“Eurania, Cavitorus,
“October 6th.

“How balmy the air! How grandly the old sun sweeps along the rim of this great world! For one such scene New York would give a ‘million,’ and every eye would dim with watching the face of the flaming wheel, and every neck would ache, and every soul would shudder with awe. But, would not the Shadowas like to see Old Sol passing over their heads every twenty-four hours, and give them three-hundred and sixty-five days during the year, instead of having him whirl about their heads, hip high, giving one night seven months long, and but a hundred and sixty days of variable length? But it’s all in being used to things.

“Well, I must off to the meeting. I am invited to the platform, and I shall have plenty to record this evening, for to-day is nineteen hours long. Oh, how weird!

“Later, evening.

“What o’clock is it? I don’t know. I know it was nineteen hours after the old sun first flitted around Mt. Lena, that it finally retired, and how can a ‘new chum’ keep track of his running on such erratic lines? To make it more confusing, this is the self same old sun that mine eyes have been looking upon for, lo! these thirty wasted years. Who would have thought that sedate old watchman could ever play such pranks? Then, too, on the same little old world! Am I waking? Am I sane, or is this but a hideous delirium?

“I feel sure that all is unreal, that I am the sport of some jesting destiny—but I will play my part; then, if the vision be not a mockery, I will not have wasted too much time.

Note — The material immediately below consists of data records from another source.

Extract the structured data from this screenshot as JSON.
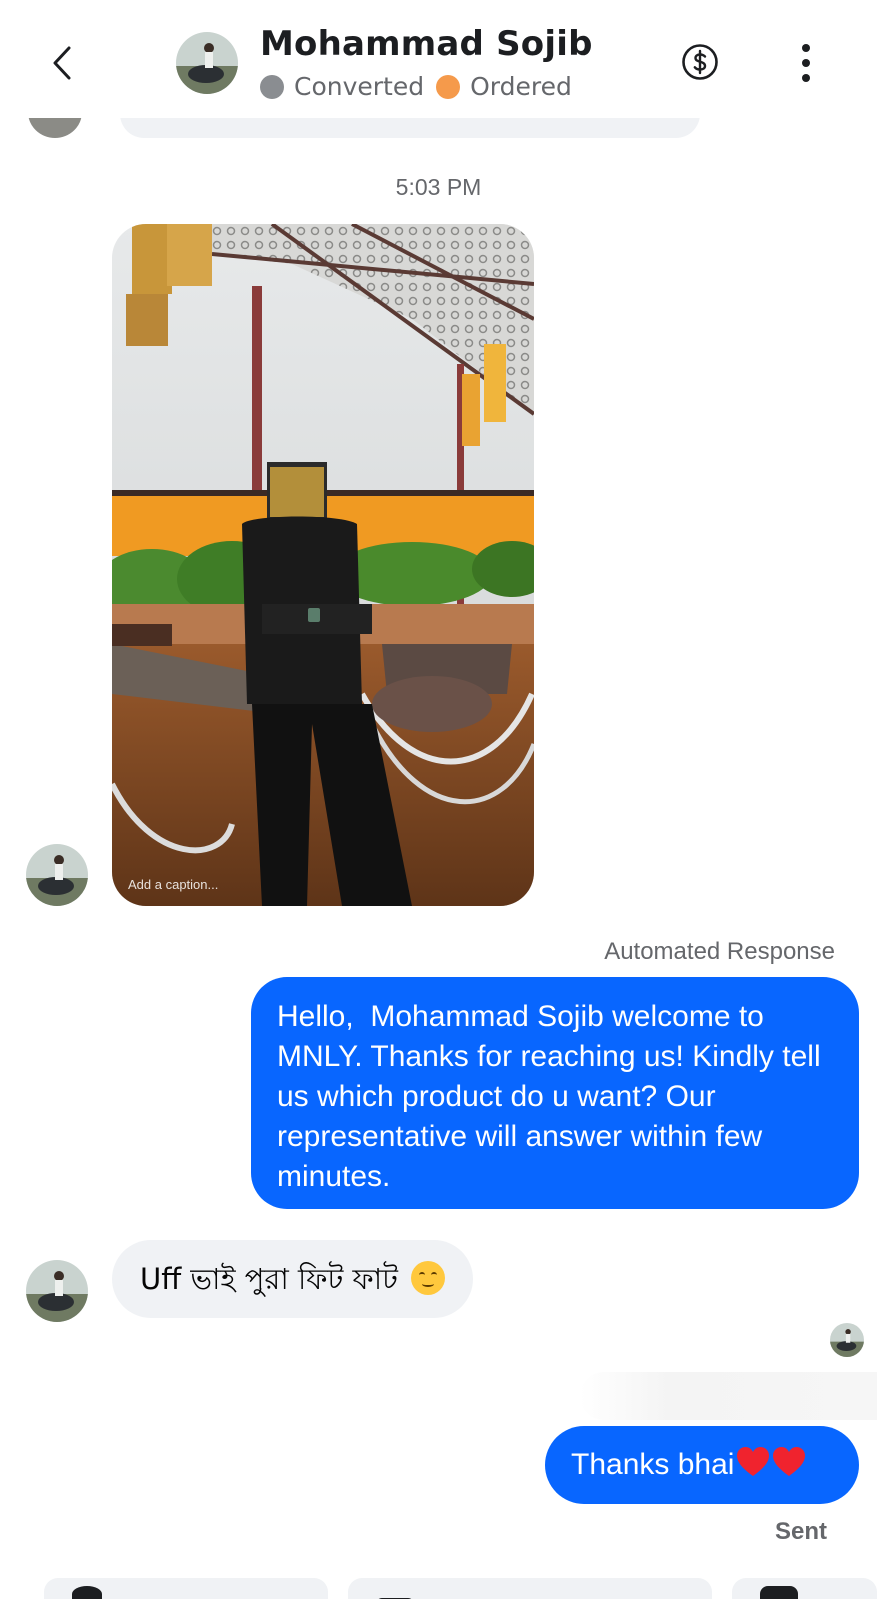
{
  "header": {
    "name": "Mohammad Sojib",
    "tags": [
      {
        "label": "Converted",
        "color": "#8a8d91"
      },
      {
        "label": "Ordered",
        "color": "#f59a4b"
      }
    ],
    "back_icon": "chevron-left-icon",
    "payment_icon": "dollar-circle-icon",
    "more_icon": "more-vertical-icon"
  },
  "thread": {
    "timestamp": "5:03 PM",
    "photo_caption": "Add a caption...",
    "automated_label": "Automated Response",
    "messages": [
      {
        "direction": "outgoing",
        "text": "Hello,  Mohammad Sojib welcome to MNLY. Thanks for reaching us! Kindly tell us which product do u want? Our representative will answer within few minutes."
      },
      {
        "direction": "incoming",
        "text": "Uff ভাই পুরা ফিট ফাট",
        "emoji": "face-savoring-food"
      },
      {
        "direction": "outgoing",
        "text": "Thanks bhai",
        "emoji": "red-heart x2"
      }
    ],
    "status": "Sent"
  },
  "colors": {
    "outgoing_bubble": "#0866ff",
    "incoming_bubble": "#f0f2f5"
  }
}
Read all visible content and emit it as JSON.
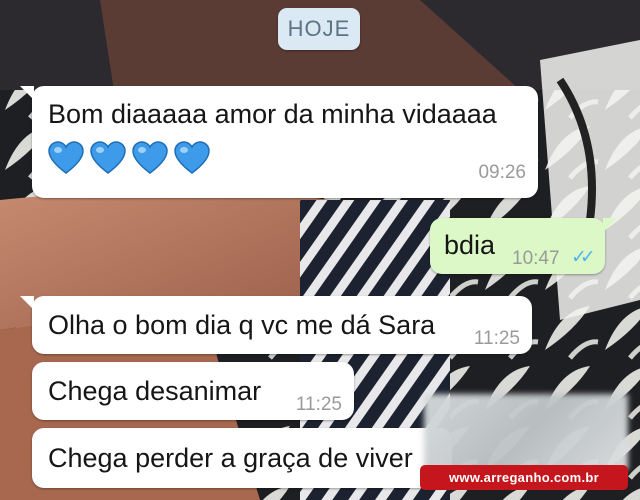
{
  "chat": {
    "date_chip": "HOJE",
    "messages": [
      {
        "direction": "incoming",
        "text": "Bom diaaaaa amor da minha vidaaaa",
        "emoji_icons": [
          "blue-heart-icon",
          "blue-heart-icon",
          "blue-heart-icon",
          "blue-heart-icon"
        ],
        "time": "09:26"
      },
      {
        "direction": "outgoing",
        "text": "bdia",
        "time": "10:47",
        "status_icon": "double-check-read-icon"
      },
      {
        "direction": "incoming",
        "text": "Olha o bom dia q vc me dá Sara",
        "time": "11:25"
      },
      {
        "direction": "incoming",
        "text": "Chega desanimar",
        "time": "11:25"
      },
      {
        "direction": "incoming",
        "text": "Chega perder a graça de viver",
        "time": ""
      }
    ]
  },
  "watermark": {
    "text": "www.arreganho.com.br"
  },
  "colors": {
    "incoming_bubble": "#ffffff",
    "outgoing_bubble": "#dcf8c6",
    "date_chip": "#dbe9f4",
    "read_ticks": "#4fb6ec",
    "heart": "#3d9be9",
    "watermark_bg": "#c4161c"
  }
}
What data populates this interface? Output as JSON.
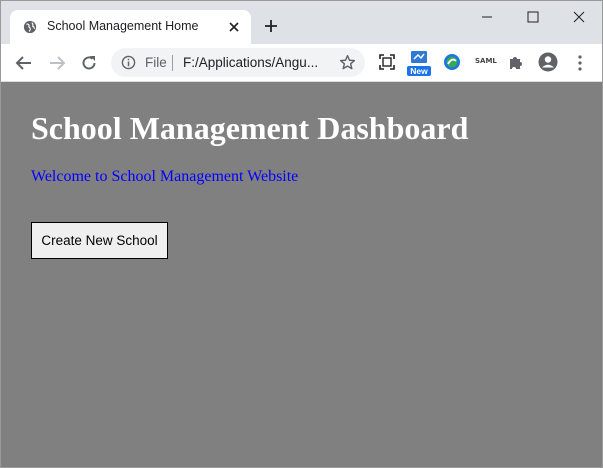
{
  "browser": {
    "tab": {
      "title": "School Management Home"
    },
    "address_bar": {
      "scheme_label": "File",
      "url": "F:/Applications/Angu..."
    },
    "extension_badge": "New",
    "extension_text": "SAML"
  },
  "page": {
    "title": "School Management Dashboard",
    "welcome": "Welcome to School Management Website",
    "create_button_label": "Create New School"
  },
  "colors": {
    "page_background": "#808080",
    "title_text": "#ffffff",
    "welcome_text": "#0000ff",
    "button_background": "#efefef"
  }
}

“What an eventful day! Yet, as long as it has been, or even seems to have been, every hour has been crowded with bewildering incidents—only bewildering to me, however, for how unlike the hurry, the confusion, the bustle, the noise and hilarity seen on such occasions on the upper crust! How different from a horse-race in England, an election-day in France, or a Fourth of July in America!

“What a happy, orderly, handsome, and amiable people, these. Even their Deities are amiable. Their temples of worship breathe, not only hope for the future, but appreciation for the blessings of to-day. With them, it is not a crown of glory afterwhile, but a living joy. Without the sorrow of Gautama, the gods of this under-world are as loving and as amiable. But why should not the Deities be amiable?

“‘God made man,’ the preacher saith,
‘From a handful of dust, by a whiff of breath.’
‘No,’ say the sages, ‘man made God,
From nothing at all, by creative nod;
Organ for organ, and limb for limb,
In the image of man, created he Him.